Avant de quitter tout à fait le cénobitisme pachômien, je dois vous parler d’un réformateur de la vie pachômienne; un réformateur exigeant et même dur, très dur envers les moines. C’est un exemple d’exagération de la vie pachômienne. Tout n’est pas "rose" dans l’histoire du monachisme... il y a parfois quelques épines dont celle-ci :

LA REFORME DE SCHENOUTE

Quelque part dans le désert égyptien se trouve - car il existe encore aujourd’hui - un monastère qui était dirigé par un certain Bgoul. Son neveu, Schénouté (348-466), entré au monastère à l’âge de neuf ans lui succède comme supérieur. Ce dernier fera bâtir une grande église - qui existe encore aujourd’hui - avec des blocs de calcaire enduits de chaux, d’où son nom de couvent blanc.

Schénouté, abbé, avait un tempérament autoritaire, passionné et violent et avait le sentiment de sa supériorité. Il se sentait même animé d’un souffle prophétique, et cette double conviction lui donnait un grand ascendant sur les chrétiens et les clercs de la région, dont beaucoup l’avaient pris comme directeur de conscience. Schénouté devint ainsi très populaire à l’extérieur parce qu’il était très accueillant aux visiteurs, donnait du travail aux chômeurs et savait profiter de ses relations avec les grands de ce monde pour rendre justice aux pauvres et aux petits.

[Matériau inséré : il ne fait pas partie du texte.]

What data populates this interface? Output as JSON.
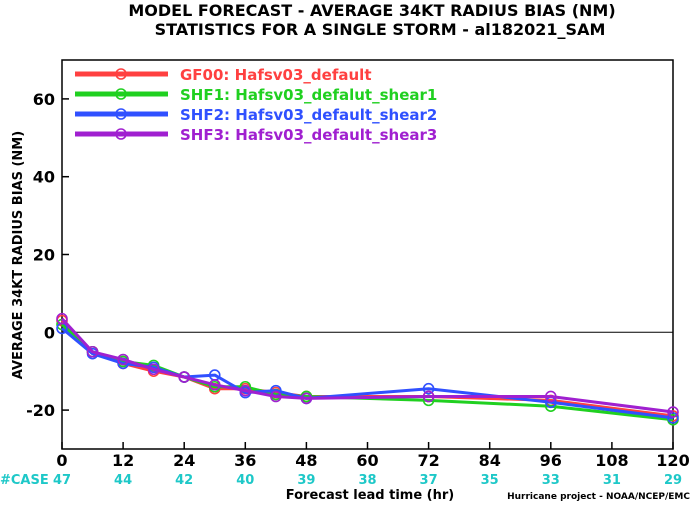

Il ouvre l’église du monastère aux fidèles et clercs de l’extérieur qui viennent ainsi participer, en grand nombre, à la synaxe du samedi soir et à l’eucharistie du dimanche. Mais, dans sa communauté, il est très impopulaire. Chicanier, réglant l’observance dans les moindres détails, il provoque par son attitude une insubordination permanente chez ses moines.

Schénouté trouve la règle de Pachôme trop douce; il en renforce donc l’austérité en y ajoutant des prières, accentuant le jeûne (un seul repas par jour, pour tout le monde; jamais de fromages, oeufs, poissons). Il introduit une promesse solennelle d’obéissance à sa personne... pour lier les moines à l’observance qu’il impose.

A travers cette réforme, vous constatez comment le rigorisme, la dureté violente dans le gouvernement, dans "l’exercice de l’autorité", s’opposent à la discrétion et à la charité de saint Pachôme.